The wind pool – officially known as the Mississippi Windstorm Underwriting Association – is an insurer of last resort for homes and businesses in Harrison, Hancock, Jackson, Stone, George and Pearl River counties. It is funded through customer premiums and assessments from every insurance company in Mississippi.

As a result of Hurricane Katrina, 16,000 policy holders in the wind pool, almost all of whom have already incurred devastating personal losses, faced the prospects of huge increases in their annual premiums for wind and hail insurance which would be economically debilitating. Many industry observers believe that absent another huge storm, reinsurance costs will substantially decrease for the 2007 hurricane season.


While the infusion of $50 million and the adoption of the International Residential Building Code and the Advisory Base Flood Elevations in the coastal communities helped mitigate the impact of rising insurance rates, the availability and affordability of insurance remains a problem throughout the country in areas at risk for hurricanes. Governor Barbour will continue to examine ways to reduce the cost of insurance for Mississippi homeowners.


• Promoting alternative housing solutions such as Modular Homes


Due to labor supply constraints, Gulf Coast homeowners are exploring new options to conventional, site-built, “stick-built” homes. One such alternative is modular housing.

“Modular homes” are often confused with “manufactured housing” (also referred to as mobile homes) since they are both “manufactured” in a plant. However, there are substantial differences between the two. Mobile homes are built to the HUD code, which is a national code governing the manufactured housing industry. Modular housing is typically built to comply with the local building codes governing conventional construction, e.g. the International Residential Code. Therefore, the construction of modular housing is virtually the same as a conventionally built home and qualifies for conventional mortgage financing.

Modular housing under Mississippi law is taxed at 7 percent while manufactured housing is taxed at 3 percent. Governor Barbour is asking the Legislature to reduce the tax on modular housing to the same level as manufactured housing in order to encourage more production of housing units to better serve the housing needs of residents affected by Katrina.


Other potential solutions for homeowners were demonstrated at the Governor’s Recovery Expo.
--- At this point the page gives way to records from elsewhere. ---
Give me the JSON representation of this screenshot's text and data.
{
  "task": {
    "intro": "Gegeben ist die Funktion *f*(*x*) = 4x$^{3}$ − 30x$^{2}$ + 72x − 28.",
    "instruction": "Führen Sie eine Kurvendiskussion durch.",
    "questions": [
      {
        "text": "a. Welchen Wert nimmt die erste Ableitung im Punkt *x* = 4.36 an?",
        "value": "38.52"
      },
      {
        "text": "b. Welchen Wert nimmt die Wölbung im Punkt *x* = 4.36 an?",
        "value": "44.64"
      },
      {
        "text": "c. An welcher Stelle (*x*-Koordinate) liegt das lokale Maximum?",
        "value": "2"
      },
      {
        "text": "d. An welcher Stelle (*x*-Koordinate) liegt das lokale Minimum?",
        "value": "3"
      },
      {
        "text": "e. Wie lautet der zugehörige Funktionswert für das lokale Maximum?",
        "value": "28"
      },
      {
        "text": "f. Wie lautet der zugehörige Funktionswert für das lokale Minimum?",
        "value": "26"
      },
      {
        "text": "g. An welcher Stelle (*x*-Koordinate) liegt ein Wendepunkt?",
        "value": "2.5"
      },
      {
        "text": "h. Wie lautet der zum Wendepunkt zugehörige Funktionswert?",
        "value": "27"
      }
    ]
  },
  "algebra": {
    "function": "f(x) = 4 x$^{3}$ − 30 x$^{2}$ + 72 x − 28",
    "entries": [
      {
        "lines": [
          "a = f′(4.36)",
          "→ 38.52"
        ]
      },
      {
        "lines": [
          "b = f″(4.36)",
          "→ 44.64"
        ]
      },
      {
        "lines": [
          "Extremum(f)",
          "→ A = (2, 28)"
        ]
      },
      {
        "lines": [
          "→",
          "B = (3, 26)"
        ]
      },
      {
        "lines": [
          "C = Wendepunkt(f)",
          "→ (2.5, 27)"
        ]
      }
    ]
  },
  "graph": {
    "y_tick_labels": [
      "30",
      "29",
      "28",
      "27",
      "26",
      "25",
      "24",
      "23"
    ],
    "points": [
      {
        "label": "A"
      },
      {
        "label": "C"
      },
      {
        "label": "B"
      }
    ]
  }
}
Over 15,000 Mississippi residents attended the three-day event, which was designed as a one-stop shop for their recovery needs. The expo featured booths from over 140 vendors, 25 model house displays, and information and training sessions. Representatives from homebuilders, home product manufacturers, recovery organizations, financial institutions, non-profits, and state and federal agencies provided information on their products and services.


• Providing Resources to Local Governments for Inspecting and Permitting New Construction


In August 2006, the state provided more than $4 million in CDBG funds to cities and counties along the Mississippi Gulf Coast. These grants are used to expedite the rebuilding process by enabling cities to hire additional permitters, code enforcement officers and building inspectors to ensure that coastal structures are built in accordance with newly-adopted building codes.


• Construction of new water and sewer infrastructure


As a result of Hurricane Katrina, many Gulf Coast residents will move inland away from the risk of future storm surges and hurricane force winds. However, for housing to be built to accommodate any migration, water and sewer systems must be expanded to accommodate the growth in an environmentally responsible fashion. The Mississippi Department of Environmental Quality will soon release a master plan for water and wastewater improvements in the lower six counties. This plan will be implemented utilizing the new Gulf Coast Regional Wastewater Authority authorized by the 2006 Legislature. $500 million of CDBG funds are allocated for this program which will help create new housing opportunities while facilitating future economic development.